The Canton Cotton Mills were started in 1900 and operated until 1981, serving as a main industry and employer in Canton for several generations.
The exhibit is open and will run through Sept. 14. It features photographs, documents and artifacts from the Society’s collection, including the original steam-powered mill whistle and gauge.
After the arrival of the railroad in 1879, Canton grew by leaps and bounds with new industries and citizens. Canton took advantage of this growth and a subscription was started by several citizens to raise $100,000 to build a cotton mill, according to information provided by the Historical Society.
R.T. Jones, founder of the Jones Mercantile, put up the first $25,000 and other citizens including William Galt, George and W.A. Teasley, Benjamin F. Perry and Thomas Hutcherson put up at least $1,000 each. By January 1900, construction had begun on the building located on the Etowah River on Railroad Street.
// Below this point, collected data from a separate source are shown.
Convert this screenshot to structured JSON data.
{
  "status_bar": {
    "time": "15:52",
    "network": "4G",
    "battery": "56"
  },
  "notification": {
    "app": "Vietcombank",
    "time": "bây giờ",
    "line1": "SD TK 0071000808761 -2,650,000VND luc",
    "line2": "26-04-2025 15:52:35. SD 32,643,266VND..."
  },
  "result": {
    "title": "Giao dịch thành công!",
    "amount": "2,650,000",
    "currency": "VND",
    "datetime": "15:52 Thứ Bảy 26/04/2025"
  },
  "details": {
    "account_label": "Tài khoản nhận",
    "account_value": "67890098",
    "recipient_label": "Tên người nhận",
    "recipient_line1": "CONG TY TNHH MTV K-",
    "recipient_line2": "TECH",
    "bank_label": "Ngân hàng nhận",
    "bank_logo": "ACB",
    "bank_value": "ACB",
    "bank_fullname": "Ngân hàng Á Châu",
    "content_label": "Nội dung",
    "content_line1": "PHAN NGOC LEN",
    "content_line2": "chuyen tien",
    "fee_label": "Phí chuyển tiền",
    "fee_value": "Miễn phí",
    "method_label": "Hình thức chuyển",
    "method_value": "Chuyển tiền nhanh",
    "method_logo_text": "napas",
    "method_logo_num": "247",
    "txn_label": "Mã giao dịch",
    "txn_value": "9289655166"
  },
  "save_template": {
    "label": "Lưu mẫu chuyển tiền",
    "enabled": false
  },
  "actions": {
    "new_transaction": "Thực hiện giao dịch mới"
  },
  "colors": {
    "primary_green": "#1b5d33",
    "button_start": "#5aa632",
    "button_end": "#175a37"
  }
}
The new cotton mill began to make denim cloth, using more than 40 bales of cotton per day.
In 1923, the Canton Cotton Mill expanded to two mills, with the second mill being built on Highway 5. This new mill was larger at almost 600 feet long and three stories tall.
In August of that same year, the Cherokee Advance newspaper, forerunner of the Cherokee Tribune, advertised the need for more than 600 new employees for the new mill. The second mill became operational in June 1924.
The exhibit is on display in Suite 140, 100 North St., in Canton, and is free and open to the public.
The operating hours are Wednesday to Friday from 10 a.m. to 5 p.m. and Saturday from 10 a.m. to 3 p.m.